In many cases, the sequence has shifted from “Content Creation -> Publication -> Translation -> Re-Publication” to “Content Creation -> Translation -> Publication.”

All organizations must now take a hard look at how they’re organizing, storing, and managing content. If the content is being stored and organized across a library of individual documents, it’s time to re-think things. And if your organization is looking back through old files to find the passage they need, you should know there’s a better way.

What Can Be Done to Better Manage Content?

Now that organizing translation projects around large and infrequent bundles of content no longer fit the modern world, many organizations face the challenge of managing smaller translation projects and their related costs.

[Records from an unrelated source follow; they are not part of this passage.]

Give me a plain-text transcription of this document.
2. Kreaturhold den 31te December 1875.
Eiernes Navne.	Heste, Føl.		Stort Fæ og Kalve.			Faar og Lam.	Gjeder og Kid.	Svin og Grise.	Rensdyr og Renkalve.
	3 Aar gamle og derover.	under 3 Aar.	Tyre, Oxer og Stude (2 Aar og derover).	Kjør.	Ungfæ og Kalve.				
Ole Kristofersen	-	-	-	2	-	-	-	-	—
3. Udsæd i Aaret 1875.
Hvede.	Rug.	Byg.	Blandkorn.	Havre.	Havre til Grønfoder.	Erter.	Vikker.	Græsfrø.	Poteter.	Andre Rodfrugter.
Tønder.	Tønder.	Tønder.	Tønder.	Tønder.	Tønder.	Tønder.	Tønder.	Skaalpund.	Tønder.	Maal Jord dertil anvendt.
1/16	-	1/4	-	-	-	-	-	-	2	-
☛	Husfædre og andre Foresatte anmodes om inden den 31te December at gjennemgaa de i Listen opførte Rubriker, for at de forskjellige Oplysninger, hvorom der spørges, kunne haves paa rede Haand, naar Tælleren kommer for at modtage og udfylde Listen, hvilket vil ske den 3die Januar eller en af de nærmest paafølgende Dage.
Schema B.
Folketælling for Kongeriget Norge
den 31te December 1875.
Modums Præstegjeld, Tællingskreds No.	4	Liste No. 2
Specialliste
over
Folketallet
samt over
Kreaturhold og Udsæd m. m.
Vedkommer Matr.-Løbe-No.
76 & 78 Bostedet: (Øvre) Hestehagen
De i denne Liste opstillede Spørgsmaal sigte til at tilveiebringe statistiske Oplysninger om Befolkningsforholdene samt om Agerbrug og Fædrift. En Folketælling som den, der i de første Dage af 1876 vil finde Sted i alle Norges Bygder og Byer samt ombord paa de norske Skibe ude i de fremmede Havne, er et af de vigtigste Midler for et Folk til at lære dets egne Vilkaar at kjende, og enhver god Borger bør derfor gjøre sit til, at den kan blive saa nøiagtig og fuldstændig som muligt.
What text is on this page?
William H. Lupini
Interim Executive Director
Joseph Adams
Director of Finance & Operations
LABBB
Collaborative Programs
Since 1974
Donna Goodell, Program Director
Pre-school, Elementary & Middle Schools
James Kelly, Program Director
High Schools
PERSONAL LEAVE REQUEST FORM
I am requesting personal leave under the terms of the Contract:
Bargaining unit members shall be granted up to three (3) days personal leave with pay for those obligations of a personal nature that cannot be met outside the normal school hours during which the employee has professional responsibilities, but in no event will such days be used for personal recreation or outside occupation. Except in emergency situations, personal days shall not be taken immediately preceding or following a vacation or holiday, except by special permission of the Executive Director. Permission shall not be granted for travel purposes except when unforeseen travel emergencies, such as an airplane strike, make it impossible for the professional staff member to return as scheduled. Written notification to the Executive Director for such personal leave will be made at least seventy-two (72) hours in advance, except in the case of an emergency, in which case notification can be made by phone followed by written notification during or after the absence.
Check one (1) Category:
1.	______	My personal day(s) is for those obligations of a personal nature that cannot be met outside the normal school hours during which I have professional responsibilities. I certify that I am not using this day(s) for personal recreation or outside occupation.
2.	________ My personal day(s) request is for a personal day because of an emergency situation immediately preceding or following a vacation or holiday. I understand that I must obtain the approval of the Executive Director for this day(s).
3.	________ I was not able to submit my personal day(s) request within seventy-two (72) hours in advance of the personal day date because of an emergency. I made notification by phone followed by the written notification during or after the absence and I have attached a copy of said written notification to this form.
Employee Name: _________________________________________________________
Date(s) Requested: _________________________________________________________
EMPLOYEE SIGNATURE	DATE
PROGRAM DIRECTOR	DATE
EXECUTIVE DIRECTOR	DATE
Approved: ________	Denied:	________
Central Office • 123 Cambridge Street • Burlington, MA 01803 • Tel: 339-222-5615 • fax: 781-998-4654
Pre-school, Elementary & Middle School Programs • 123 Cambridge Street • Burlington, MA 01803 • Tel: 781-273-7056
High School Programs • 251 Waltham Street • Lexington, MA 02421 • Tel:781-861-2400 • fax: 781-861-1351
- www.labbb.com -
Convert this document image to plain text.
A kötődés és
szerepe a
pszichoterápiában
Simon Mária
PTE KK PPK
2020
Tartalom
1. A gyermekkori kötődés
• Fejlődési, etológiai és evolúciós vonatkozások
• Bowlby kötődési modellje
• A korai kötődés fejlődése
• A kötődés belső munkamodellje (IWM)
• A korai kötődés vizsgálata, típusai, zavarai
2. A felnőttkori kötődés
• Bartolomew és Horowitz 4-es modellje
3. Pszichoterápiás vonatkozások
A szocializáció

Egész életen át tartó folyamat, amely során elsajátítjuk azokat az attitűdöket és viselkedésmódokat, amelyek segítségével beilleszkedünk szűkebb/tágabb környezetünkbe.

We recommend that these organizations first implement a content management system (CMS) or similar repository to help streamline the process for authoring, storing, repurposing content into various formats for different purposes.

LEARN MORE: Your Content Is Translated, But Is It Localized?

To facilitate the translation of this content, LanguageLine offers connectors and integrations for a wide variety of commercially available content management systems and development services to integrate with homegrown systems. These connectors remove many of the inefficiencies related to processing translation work as individual projects and documents by allowing us to more efficiently and cost-effectively manage small translation projects on a continuous basis.

If anything described above is reminiscent of your challenge with “small translation projects,” the most modern solution is to consolidate content in a CMS, partner with an LSP that can integrate with that environment, and then use that connection to facilitate translation as your content is updated and generated and before it is propagated across your channels.

This saves on the costly overhead related to manually bundling, importing, exporting, uploading, organizing, and tracking translation projects. These are the things that have historically justified the “minimum charges” that turn small translation projects into costly ones.